TL;DR A couple of months ago I’ve taken the CKS exam last week and I have passed it. It was about time to make a post about it which can be helpful to others.

After studying for some weeks of studying (in fact, I scheduled the exam a week before the exam was expiring) and two attempts, I got the pass, the first was just to be safe as it was going to expire but the second one, let me 2 additional weeks to nail a couple of things.

In my opinion, the exam wasn’t that hard, by doing the killer.sh tests (provided when you order the exam) you have great questions which will be harder than the real exam.

As with other experiences with CKx certifications, killer-sh is extremely helpful but maybe you will have to dig deeper in some aspects if you want to have everything clear.

This one is not like the CKA or CKAD, as already mentioned in the CHECK THE DOC, you need to know your way around about many things: processes, tools, different K8s of course, and more. Check the DOC!!!!!

Day of the exam

  • It’s a 2-hour exam, so any extra time you can save, the better, maybe you should go to the toilet before taking the exam (although you can request a break if needed).

  • Use the cheat sheet provided by the Kubernetes documentation at the beginning of the exam (search for it) as it will help you to remember some commands if you don’t remember them correctly

  • You can have opened more than one tab (that was my experience) to read through the documentation. In my case I had the official Kubernetes documentation opened to search as fast as I can through each topic.
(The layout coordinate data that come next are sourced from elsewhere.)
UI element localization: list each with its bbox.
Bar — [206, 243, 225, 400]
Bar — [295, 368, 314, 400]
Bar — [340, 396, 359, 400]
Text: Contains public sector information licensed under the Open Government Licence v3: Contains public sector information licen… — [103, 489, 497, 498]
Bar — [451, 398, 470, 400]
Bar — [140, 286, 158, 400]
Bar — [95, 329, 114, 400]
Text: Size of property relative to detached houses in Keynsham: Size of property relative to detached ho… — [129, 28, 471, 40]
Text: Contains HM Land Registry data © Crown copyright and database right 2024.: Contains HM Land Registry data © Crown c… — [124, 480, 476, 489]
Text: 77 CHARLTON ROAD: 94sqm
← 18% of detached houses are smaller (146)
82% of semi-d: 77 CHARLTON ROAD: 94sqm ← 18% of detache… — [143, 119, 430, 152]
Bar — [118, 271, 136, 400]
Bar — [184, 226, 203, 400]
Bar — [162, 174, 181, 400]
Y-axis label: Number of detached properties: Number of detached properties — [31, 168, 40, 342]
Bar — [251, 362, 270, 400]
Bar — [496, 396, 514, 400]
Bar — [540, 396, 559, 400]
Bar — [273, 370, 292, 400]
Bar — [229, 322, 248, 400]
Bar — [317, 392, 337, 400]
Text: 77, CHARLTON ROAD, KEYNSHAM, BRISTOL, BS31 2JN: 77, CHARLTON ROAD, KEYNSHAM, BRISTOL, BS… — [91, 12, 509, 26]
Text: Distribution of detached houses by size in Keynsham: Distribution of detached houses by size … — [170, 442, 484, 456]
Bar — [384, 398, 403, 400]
  • If you get stuck in one question for more than 10 min, probably you should flag it and go with the next one!

Note: The exam taken was based in Kubernetes v1.26 so obviously, PSPs were already out of the equation!

Resources

Some handy things to know (NOT ALL are mandatory for the exam)

  • Useful “shortcuts” to use (use them as exported variables or aliases)
export k=kubectl                        # already configured
export do="--dry-run=client -o yaml"    # k get pod x $do
export now="--force --grace-period 0"   # k delete pod x $now

  • Can be helpful where and which control-plane components are installed:

Kubelet, DNS, scheduler, etcd, and API server (as pods): /etc/kubernetes/manifests Check if it’s managed by SystemD under the folder: /etc/systemd/system


  • “Restart” control-plane components.

Proceed to move manifests files from (default) location: /etc/kubernetes/manifests if you want to quickly “restart” a service which runs in an specific container.

Then check there are no containers running and move it back to the previous


  • Commands to test within the pods

Review if port is opened from a particular pod (using a shell)

> k exec -it <pod-name> -- bin/sh -c "nc -vz 10.36.0.18 80"

  • Check how a resource manifest is structured (aka how to put fields within the YAML)
> k explain --recursive <api-resource> 

  • Test if an SA or user can perform an action

For a user:

k auth can-i create configmap --as <user> -n <namespace>

For a SA:

k auth can-i list pod  --as system:serviceaccount:<namespace>:<role>

Wrap up

It wasn’t a hard exam even for the limited time you have (2h) and I have learnt about other tools which I don’t use daily.

Remember you have a free retake when you order the exam so don’t worry if you don’t make it in the first one but make sure to use your time wisely when taking it.